Here’s the City Press book prize short list

The top five entries for the prestigious City Press Tafelberg Nonfiction Award have finally been revealed. With more than 120 submissions this year, writers who had already begun their research into their selected fields hope to secure a publishing contract with Tafelberg and bag R120 000 to help develop
their book.

The biennial award encourages work across all aspects of nonfiction that offers relevance to the South African landscape. After careful consideration, we are proud to announce the five finalists: Lesedi Molefi, Harry Kalmer, Tyrone August, Nandipha Gantsho and Sara Black.



Mental illness was again highlighted this week when news broke that hip-hop star HHP, who had spoken publically about his battle with depression, committed suicide.

In Patient 12A, Molefi chronicles his time spent in a mental health clinic in Johannesburg in 2016. Molefi candidly writes about the challenges he faced at the clinic every day, and relates stories from fellow patients. Attempting to shed light on mental illness within the black community, his memoir will also look at how young adults experience the work environment.

“This book seeks to destigmatise mental illness among young black professional South Africans, and to use that as an entry point to investigate the sociocultural, socioeconomic and sociopolitical issues that come about as a result,” Molefi says.

Molefi is a writer and videographer, and has covered topics related to current affairs and pop culture. His independent work includes the online documentary Reconnecting Pangea.



Requiem for a Joller by author Harry Kalmer traces the life story of anti-apartheid activist Marius Schoon, who was jailed for 12 years for sabotage in the 1960s and lived in exile after his release. In 1984, his wife and their 6-year-old daughter were killed by a letter bomb sent by an apartheid security police spy. Kalmer uses Schoon’s personal archive to outline his life.

Kalmer, who wrote A Thousand Tales of Johannesburg, already has a foot in the literary world and was particularly moved to tell Schoon’s story.



Former Cape Times editor and author Tyrone August proposed an autobiography of poet and political activist Dennis Brutus, who was banned by the National Party government in 1962. Through the SA Non-Racial Olympic Committee, he led a campaign against South Africa being allowed to take part in the 1964 Olympics. August will take a biographical look at the first four decades of Brutus’ life.

“A close study of the first four decades of his life will lead to a more informed understanding and, consequently, an enhanced appreciation of the content and form of Brutus’ poetry,” says August.

Brutus, who served 18 months on Robben Island, released his first collection of poems while he was imprisoned in 1963.

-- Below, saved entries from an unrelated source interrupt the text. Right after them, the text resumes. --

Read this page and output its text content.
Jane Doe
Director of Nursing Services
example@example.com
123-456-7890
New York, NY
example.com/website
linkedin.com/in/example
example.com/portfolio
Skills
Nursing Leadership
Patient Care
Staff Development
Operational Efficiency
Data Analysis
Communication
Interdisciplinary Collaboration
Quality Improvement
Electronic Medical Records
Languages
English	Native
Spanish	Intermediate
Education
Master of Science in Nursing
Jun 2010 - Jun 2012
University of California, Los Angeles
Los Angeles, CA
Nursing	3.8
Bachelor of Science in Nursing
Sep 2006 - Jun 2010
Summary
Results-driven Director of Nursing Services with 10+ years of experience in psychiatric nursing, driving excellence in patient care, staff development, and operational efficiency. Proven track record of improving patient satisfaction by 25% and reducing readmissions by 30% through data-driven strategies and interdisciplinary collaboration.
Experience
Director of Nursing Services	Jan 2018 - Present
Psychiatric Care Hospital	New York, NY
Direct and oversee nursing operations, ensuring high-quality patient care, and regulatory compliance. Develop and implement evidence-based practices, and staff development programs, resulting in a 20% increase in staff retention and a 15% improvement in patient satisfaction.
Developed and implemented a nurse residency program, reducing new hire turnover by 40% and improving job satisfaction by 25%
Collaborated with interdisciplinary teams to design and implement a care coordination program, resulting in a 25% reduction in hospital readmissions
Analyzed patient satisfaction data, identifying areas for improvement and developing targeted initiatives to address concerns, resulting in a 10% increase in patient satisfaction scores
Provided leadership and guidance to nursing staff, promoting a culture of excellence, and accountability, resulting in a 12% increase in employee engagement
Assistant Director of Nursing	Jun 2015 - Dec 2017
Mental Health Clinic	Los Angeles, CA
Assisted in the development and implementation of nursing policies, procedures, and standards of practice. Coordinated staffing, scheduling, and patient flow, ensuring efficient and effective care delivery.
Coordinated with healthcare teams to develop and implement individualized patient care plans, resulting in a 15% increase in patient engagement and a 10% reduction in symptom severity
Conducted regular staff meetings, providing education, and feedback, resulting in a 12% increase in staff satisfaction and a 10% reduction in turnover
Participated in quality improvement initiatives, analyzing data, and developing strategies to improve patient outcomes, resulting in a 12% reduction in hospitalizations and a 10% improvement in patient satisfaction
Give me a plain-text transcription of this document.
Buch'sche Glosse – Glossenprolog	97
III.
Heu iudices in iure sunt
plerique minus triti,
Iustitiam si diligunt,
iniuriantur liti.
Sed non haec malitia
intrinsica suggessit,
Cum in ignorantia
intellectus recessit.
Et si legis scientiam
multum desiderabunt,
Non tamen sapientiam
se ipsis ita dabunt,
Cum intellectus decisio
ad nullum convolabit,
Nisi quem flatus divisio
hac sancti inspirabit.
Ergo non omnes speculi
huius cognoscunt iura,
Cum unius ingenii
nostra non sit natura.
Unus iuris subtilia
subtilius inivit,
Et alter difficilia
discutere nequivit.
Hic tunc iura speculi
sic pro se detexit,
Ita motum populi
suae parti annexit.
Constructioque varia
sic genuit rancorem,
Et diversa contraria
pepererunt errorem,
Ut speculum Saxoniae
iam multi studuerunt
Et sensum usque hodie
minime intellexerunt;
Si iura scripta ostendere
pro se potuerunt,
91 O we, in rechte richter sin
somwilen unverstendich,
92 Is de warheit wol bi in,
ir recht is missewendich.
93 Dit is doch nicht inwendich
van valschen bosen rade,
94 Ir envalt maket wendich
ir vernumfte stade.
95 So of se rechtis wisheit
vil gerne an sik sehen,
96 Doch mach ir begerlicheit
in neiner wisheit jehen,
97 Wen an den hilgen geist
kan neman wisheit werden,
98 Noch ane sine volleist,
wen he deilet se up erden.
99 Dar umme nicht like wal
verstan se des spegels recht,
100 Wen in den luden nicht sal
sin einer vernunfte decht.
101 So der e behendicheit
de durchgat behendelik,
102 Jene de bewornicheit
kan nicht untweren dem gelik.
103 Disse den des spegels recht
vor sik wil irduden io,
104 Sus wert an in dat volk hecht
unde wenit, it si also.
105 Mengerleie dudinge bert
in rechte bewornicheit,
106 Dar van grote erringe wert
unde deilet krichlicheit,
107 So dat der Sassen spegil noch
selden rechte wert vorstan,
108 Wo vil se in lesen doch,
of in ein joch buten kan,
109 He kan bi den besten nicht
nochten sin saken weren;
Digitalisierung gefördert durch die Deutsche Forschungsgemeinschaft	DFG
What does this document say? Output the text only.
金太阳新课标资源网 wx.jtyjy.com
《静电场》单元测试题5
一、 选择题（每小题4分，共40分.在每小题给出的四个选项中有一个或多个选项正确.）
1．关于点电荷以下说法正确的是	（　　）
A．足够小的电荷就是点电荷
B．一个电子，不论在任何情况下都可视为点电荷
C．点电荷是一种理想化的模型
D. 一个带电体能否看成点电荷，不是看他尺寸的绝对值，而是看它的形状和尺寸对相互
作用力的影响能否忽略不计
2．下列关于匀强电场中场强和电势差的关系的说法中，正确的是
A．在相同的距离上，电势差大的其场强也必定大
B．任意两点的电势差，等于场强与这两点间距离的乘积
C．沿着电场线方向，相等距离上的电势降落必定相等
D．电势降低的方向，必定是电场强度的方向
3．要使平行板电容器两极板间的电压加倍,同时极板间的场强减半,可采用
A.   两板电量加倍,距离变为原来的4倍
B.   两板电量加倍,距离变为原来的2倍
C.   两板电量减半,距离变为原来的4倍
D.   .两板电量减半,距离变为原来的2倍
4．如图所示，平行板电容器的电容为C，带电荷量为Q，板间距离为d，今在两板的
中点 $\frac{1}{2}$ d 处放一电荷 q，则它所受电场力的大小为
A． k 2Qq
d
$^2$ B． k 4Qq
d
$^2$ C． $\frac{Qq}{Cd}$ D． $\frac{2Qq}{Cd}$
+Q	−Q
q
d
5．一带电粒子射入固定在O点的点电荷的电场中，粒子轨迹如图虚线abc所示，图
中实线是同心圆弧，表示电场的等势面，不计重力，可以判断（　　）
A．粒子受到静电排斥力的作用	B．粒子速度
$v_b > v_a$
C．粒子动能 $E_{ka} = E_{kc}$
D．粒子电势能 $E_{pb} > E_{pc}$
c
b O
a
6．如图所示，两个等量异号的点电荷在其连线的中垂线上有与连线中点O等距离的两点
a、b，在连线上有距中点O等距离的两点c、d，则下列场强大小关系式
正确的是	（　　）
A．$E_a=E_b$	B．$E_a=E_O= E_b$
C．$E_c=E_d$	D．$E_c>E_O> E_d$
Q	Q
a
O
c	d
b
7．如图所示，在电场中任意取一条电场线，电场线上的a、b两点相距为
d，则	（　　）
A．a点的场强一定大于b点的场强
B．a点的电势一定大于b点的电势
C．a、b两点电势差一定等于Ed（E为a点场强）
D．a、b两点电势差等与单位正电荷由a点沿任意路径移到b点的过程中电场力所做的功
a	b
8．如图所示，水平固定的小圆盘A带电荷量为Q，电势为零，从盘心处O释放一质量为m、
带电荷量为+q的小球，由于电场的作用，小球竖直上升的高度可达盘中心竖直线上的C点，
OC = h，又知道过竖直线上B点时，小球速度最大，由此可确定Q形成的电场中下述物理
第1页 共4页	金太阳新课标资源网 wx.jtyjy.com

“While there is some autobiographical work available on Brutus, this material appears in different titles and is not written up into a single narrative,” says August. “My biography will be the first attempt to construct a continuous narrative of his early life in South Africa.”



In this memoir, Nandipha Gantsho draws on her life as a black teacher in a predominantly Indian school during post-apartheid South Africa. Gantsho explores issues of identity, race and how the educational landscape has developed since the end of apartheid. She will offer insight into the transitional period, between 1995 and 1999, and the aftermath of the state of education in the country.

“The book will address issues of identity, education and change, the role of trade unions in transformation, survival, humanity and the power of the written word,” Gantsho says of her submission.

Gantsho has more than 20 years of experience as an English teacher and is currently a lecturer at the University of Mpumalanga. She has a master’s degree in applied English language from Wits University.



This submission also revolves around the field of education. In At the Chalkface, Sara Black takes a more analytical approach to her time spent as a maths teacher. Black will illustrate why she believes the current system is failing so many of its teachers, and how the pressures of the educational system eventually saw her leave her position as head of the maths department once she had reached her limit.

“In the book, I try to explain to the armchair critic
why the SA Democratic Teachers’ Union is so powerful
and how the material reality of teachers’ working conditions continues to skew that power in problematic ways,” she says.

The themes she will tackle in the book include literacy issues, special education needs, departmental pressures and the multiple challenges that students face every day.

“I foreground how the ‘ideal teacher’ is often verging on sainthood and why this is not only not fair, but simply irrational and an infeasible expectation for the sustainable staffing of our public schooling system,” she says.

As an education researcher based at the University of Cape Town, she recently began her PhD in sociology of education.